Suppliers are often unfair in their criticism of retailers, remembering the juicy margins on one item and forgetting that another was used as a loss leader. But some retailers seem to have a tin ear when it comes to their relations with the grower community or, even worse, they seem to hold the supplier community in a kind of contempt.
Not everyone treats suppliers this way, of course, but the exceptions are sufficiently infrequent to prove the rule.
You can see it in informal behavior – unreturned phone calls, unanswered letters and so forth. You can see it in more formal decisions, such as unwillingness to attend supplier events. The fact that retailers are so few in number at United, WGA, FFVA and similar meetings has always bespoken a kind of arrogance. The message is being communicated that “we are not partners; you work for us and do our bidding.”
Nowadays, with contact buying common, the contempt plays itself out in an astonishing way in these negotiations. In depressed fields like bananas, many supermarkets will think nothing of demanding that suppliers sign up for programs that guarantee the suppliers a loss for years on end. And these same suppliers have been working with the very same chain for decades. In most commodities, it is not a particularly well kept secret what the cost of production is. Packing and shipping costs are there for all to see. But many supermarkets just don’t see all this as their problem.
Recently one giant chain decided to handle buying through one of the e-commerce services. Nobody has issued any formal statements, but I will be surprised if we don’t eventually find out that either the chain itself or some of its influential backers have acquired options or an equity interest in this same e-commerce outfit.
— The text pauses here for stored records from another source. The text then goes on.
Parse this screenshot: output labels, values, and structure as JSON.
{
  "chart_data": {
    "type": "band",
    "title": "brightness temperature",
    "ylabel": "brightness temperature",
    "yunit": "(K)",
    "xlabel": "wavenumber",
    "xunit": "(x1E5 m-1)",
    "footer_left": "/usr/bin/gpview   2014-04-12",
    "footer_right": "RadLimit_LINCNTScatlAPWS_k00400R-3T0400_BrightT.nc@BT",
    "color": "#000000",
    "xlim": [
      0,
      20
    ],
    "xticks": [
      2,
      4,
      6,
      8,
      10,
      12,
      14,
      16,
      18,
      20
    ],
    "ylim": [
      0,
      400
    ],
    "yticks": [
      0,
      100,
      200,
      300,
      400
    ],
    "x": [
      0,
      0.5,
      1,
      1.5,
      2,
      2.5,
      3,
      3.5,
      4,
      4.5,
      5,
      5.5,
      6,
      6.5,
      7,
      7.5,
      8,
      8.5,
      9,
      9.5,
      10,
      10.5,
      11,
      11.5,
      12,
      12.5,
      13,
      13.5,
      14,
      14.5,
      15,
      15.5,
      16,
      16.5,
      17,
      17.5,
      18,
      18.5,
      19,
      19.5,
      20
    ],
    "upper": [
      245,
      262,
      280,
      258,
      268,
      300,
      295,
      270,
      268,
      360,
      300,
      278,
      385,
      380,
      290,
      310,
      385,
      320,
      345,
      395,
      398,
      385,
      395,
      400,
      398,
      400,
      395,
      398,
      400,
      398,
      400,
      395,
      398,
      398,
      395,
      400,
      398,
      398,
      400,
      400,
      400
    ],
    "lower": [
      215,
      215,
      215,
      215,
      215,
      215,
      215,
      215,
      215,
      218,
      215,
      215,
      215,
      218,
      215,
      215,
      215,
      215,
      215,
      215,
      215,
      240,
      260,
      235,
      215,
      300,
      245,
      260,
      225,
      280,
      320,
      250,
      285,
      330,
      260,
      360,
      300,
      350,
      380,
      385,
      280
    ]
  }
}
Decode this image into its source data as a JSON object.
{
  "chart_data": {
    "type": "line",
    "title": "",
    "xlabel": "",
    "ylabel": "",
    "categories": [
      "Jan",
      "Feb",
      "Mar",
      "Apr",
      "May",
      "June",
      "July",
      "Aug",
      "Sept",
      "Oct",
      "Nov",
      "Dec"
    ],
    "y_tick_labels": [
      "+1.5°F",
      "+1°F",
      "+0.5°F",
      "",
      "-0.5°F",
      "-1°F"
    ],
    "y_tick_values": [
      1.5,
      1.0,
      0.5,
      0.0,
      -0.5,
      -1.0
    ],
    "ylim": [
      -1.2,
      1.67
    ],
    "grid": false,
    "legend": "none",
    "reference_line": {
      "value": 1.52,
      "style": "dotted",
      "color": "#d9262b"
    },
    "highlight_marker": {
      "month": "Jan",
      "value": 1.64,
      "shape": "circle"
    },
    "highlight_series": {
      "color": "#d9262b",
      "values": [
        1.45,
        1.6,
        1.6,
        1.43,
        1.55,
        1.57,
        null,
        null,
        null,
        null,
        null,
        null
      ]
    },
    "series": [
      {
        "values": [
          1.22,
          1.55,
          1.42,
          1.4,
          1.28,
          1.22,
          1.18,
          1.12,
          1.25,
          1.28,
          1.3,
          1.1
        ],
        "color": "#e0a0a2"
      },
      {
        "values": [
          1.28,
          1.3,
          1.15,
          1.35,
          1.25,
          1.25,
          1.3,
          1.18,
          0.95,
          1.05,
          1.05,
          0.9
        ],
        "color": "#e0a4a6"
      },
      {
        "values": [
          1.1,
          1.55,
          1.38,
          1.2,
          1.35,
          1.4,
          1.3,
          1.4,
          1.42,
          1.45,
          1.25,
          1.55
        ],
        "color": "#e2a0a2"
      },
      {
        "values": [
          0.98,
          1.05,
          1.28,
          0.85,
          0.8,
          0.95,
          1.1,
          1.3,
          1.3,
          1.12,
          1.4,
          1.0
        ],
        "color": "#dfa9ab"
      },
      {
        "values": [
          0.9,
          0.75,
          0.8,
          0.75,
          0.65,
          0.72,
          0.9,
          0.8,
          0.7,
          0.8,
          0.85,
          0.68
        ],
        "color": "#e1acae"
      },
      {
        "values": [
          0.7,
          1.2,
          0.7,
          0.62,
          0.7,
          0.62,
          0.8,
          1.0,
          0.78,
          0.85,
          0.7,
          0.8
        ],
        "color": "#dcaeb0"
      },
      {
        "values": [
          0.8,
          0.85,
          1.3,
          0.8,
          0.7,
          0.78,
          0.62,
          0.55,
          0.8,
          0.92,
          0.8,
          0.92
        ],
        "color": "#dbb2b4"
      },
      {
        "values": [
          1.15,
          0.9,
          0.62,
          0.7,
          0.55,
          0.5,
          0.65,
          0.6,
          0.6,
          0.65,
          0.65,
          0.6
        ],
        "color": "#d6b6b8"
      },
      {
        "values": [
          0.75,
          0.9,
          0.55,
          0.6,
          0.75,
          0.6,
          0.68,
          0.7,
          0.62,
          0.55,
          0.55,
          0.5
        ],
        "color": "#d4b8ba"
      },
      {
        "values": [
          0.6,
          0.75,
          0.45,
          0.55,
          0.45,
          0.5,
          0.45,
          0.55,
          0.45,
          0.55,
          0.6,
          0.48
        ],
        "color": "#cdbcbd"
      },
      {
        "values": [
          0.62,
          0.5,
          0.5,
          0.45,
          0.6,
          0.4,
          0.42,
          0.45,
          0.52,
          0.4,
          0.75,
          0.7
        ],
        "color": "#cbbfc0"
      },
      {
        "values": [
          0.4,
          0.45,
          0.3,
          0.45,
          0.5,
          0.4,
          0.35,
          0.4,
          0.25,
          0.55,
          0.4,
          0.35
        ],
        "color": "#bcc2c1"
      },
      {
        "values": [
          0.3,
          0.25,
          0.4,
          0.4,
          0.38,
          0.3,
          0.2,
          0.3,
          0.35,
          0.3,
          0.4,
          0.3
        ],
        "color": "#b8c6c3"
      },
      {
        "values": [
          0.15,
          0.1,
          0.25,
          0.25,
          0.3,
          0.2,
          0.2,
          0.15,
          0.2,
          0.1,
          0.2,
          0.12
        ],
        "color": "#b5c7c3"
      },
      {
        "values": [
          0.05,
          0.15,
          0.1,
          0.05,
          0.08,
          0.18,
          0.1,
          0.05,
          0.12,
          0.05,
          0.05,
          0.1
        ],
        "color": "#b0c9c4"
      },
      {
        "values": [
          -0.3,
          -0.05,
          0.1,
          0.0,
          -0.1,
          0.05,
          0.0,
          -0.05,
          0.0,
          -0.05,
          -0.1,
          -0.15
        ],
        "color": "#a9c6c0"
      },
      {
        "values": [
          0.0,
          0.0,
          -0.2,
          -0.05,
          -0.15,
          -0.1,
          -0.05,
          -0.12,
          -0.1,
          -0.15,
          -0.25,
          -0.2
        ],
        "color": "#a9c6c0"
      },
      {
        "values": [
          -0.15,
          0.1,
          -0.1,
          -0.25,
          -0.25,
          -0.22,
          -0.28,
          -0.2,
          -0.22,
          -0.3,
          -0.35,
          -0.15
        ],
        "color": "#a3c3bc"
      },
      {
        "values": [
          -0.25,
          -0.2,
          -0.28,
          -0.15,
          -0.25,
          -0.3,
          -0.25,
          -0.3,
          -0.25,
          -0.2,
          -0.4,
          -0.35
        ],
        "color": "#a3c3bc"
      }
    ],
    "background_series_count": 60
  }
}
Still, the chain claims that by buying through this technology, it will realize substantial efficiencies and savings. Now here is the kicker: the very same chain also announced that its various suppliers will be obligated to pay a fee to this e-commerce site in the amount of a half a percent on everything that is sold through this service.
Did anybody at this retailer think about the arrogance of this statement? Did it not occur to anyone that this retailer is the one that would realize enormous advantages from the use of this service, yet would be asking suppliers – who would realize none of these advantages – to pay the freight?
The power of many retailers’ positions is such that they are now either so detached from reality that they don’t realize what their suppliers will think about such an approach or they are so filled with an arrogance that they just don’t care. “What are they going to do about it?” You can hear some blowhard bellowing. “Stop selling me? They need me more than I need them.” Perhaps.
At the United Public Policy Conference in Washington D.C., I recently moderated a panel on retail trading practices, including things such as slotting fees. Perhaps the most interesting thing about the issue is that we were there at all. After all, the fact that retailers may want particular fees or to impose particular charges is not obviously a matter of concern for public policy. One could easily say that these are private contractual matters and the government should stay out.
The fact that my panelists most prominently included veterans of the Senate Committee on Small Business hearings on slotting fees and that the conference ended with everyone heading off to the Hill to observe another hearing on the same subject indicates that supermarkets should be wary of holding such attitudes.
Toward the end of his tenure, Bob Carey, the now-retired president of PMA, once told me during discussions a few years ago about the fate of United that he hoped his board would deal generously with the other produce trade association. Packed into that word ‘generously’ was a lifetime of experience. He was harkening back to a moment when a very weak PMA sent out feelers to United to see if PMA’s tattered band might be welcomed within the then very rich and powerful UFFVA. The entreaties were rejected, so the PMA stalwarts regrouped, and, in time, built a trade association that crushed United to the point where it had to completely reinvent itself.
The large consolidated retailers are in a very strong business position. But these large behemoths, substantially foreign-owned and not particularly liked by the public at large, are in a weak position politically.
Most produce growers and shippers are business people and would rather sit down with a buyer and work it all out. But if retailers elect to treat suppliers as slaves, well, the countdown to the slave revolt is only a matter of time.
Every survey indicates that farmers enjoy one of the highest esteem ratings of any profession in our society. If growers can’t get a little respect by one-to-one dealings with retailers, they will shift the field of battle to politics. Remember that famous photo of the tobacco CEOs raising their right hands before a congressional committee? They can subpoena supermarket CEOs just as quickly.